Another important detail is that the TypesConfig handler will return DECLINE_CMD if the mod_mime module is installed. This gives mod_mime a chance to also read the TypesConfig file. If mod_mime isn't given this opportunity, it will complain bitterly and abort server startup. However, we don't allow any of the other directive handlers to fall through to mod_mime in this way, effectively cutting mod_mime out of the loop.

sub AddType ($$@;@) {
   my($cfg, $parms, $type, $ext) = @_;
   add_type($type, $ext);
}

The AddType() directive callback is even shorter. Its function prototype is ($$@;@), indicating an ITERATE2 syntax. This means that if the AddType directive looks like this:

AddType application/x-chicken-feed .corn .barley .oats

the function will be called three times. Each time the callback is invoked its third argument will be application/x-chicken-feed and the fourth argument will be successively set to .corn, .barley, and .oats. The function recovers the third and fourth parameters and passes them to the LWP::MediaTypes function add_type(). This simply adds the file type and extension to LWP's internal table.

sub AddEncoding ($$@;@) {
   my($cfg, $parms, $enc, $ext) = @_;
   add_encoding($enc, $ext);
}

AddEncoding() is similar to AddType() but uses the LWP::MediaTypesadd_encoding() function to associate a series of file extensions with a MIME encoding.

More interesting are the SetHandler() and AddHandler() callbacks:

sub SetHandler ($$$) {
   my($cfg, $parms, $handler) = @_;
   $cfg->{'handler'} = $handler;
}
sub AddHandler ($$@;@) {
   my($cfg, $parms, $handler, $ext) = @_;
   $cfg->{'handlers'}->{$ext} = $handler;
}

The job of the SetHandler directive is to force requests for the specified path to be passed to the indicated content handler, no questions asked. AddHandler(), in contrast, adds a series of file extensions to the table consulted by the MIME type checker when it attempts to choose the proper content handler for the request. In both cases, the configuration information is needed again at request time, so we have to keep it in long-term storage within the $cfg hash.

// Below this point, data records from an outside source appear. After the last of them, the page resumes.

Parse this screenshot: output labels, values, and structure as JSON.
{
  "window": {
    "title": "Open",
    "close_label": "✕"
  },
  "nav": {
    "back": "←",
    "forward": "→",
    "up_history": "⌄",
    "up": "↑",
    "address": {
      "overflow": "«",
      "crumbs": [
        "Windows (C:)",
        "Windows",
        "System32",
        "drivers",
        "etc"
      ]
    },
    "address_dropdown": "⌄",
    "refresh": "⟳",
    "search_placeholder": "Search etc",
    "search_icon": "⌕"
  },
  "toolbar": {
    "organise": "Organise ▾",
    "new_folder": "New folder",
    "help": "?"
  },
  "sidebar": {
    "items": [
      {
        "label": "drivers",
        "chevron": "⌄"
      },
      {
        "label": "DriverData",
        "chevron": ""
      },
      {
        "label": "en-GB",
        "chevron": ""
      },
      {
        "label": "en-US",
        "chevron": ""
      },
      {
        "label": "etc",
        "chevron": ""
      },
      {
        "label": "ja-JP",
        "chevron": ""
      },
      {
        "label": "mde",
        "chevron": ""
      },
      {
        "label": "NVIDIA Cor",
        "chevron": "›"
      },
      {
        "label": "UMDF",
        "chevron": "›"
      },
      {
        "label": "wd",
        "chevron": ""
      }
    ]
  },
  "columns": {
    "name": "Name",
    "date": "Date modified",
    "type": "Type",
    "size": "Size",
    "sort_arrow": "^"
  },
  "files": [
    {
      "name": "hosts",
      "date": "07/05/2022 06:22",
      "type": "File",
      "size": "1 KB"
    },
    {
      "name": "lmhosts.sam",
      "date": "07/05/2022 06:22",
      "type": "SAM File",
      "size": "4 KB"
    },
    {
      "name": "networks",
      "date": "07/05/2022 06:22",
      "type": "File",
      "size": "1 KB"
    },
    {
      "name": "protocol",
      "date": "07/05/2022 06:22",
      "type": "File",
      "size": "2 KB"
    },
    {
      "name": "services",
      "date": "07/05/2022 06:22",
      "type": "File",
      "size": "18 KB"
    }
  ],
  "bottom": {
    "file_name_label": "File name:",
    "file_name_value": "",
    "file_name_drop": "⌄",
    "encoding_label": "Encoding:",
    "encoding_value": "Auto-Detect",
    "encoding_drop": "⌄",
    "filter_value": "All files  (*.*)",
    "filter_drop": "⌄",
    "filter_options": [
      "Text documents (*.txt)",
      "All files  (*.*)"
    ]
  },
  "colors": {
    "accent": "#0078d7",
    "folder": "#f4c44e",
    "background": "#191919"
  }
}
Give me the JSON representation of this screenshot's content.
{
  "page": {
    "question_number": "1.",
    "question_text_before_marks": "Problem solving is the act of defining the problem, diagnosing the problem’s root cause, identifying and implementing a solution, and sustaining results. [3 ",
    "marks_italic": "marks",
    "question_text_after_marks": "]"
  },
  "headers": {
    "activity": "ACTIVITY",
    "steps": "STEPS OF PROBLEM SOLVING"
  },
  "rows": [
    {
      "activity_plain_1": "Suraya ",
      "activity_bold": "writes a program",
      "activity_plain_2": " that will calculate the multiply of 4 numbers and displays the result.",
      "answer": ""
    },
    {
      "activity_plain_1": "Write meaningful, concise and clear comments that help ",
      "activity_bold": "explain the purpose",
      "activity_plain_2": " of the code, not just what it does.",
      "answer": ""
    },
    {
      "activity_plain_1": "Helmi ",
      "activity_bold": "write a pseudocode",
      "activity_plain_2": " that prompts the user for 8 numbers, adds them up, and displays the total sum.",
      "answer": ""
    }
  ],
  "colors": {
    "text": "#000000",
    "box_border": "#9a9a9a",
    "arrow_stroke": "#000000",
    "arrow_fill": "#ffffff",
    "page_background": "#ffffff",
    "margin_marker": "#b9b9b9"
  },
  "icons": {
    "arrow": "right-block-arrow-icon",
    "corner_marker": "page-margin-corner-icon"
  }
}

SetHandler() is again a TAKE1 type of callback. It recovers the content handler name from its third argument and stores it in the $cfg data structure under the key handler. AddHandler() is an ITERATE2 callback which receives the name of a content handler and a file extension as its third and fourth arguments. The callback stuffs this information into an anonymous hash maintained in $cfg under the handlers key.

sub ForceType ($$$) {
   my($cfg, $parms, $type) = @_;
   $cfg->{'type'} = $type;
}

The ForceType directive is used to force all documents in a path to be a particular MIME type, regardless of their file extensions. It's often used within a <Directory> section to force the type of all documents contained within and is helpful for dealing with legacy documents that don't have informative file extensions. The ForceType() callback uses a TAKE1 syntax in which the required argument is a MIME type. The callback recovers the MIME type and stores it in the $cfg hash reference under the key type.

sub AddLanguage ($$@;@) {
   my($cfg, $parms, $language, $ext) = @_;
   $ext =~ s/^\.//;
   $cfg->{'language_types'}->{$ext} = lc $language;
}

The last directive handler, AddLanguage(), implements the AddLanguage directive, in which a series of file extensions are associated with a language code (e.g., "fr" for French, "en" for English). It is an ITERATE2 callback and works just like AddHandler(), except that the dot is stripped off the file extension before storing it into the $cfghash. This is because of an old inconsistency in the way that mod_mime works, in which the AddLanguage directive expects dots in front of the file extensions, while the AddType and AddHandler directives do not.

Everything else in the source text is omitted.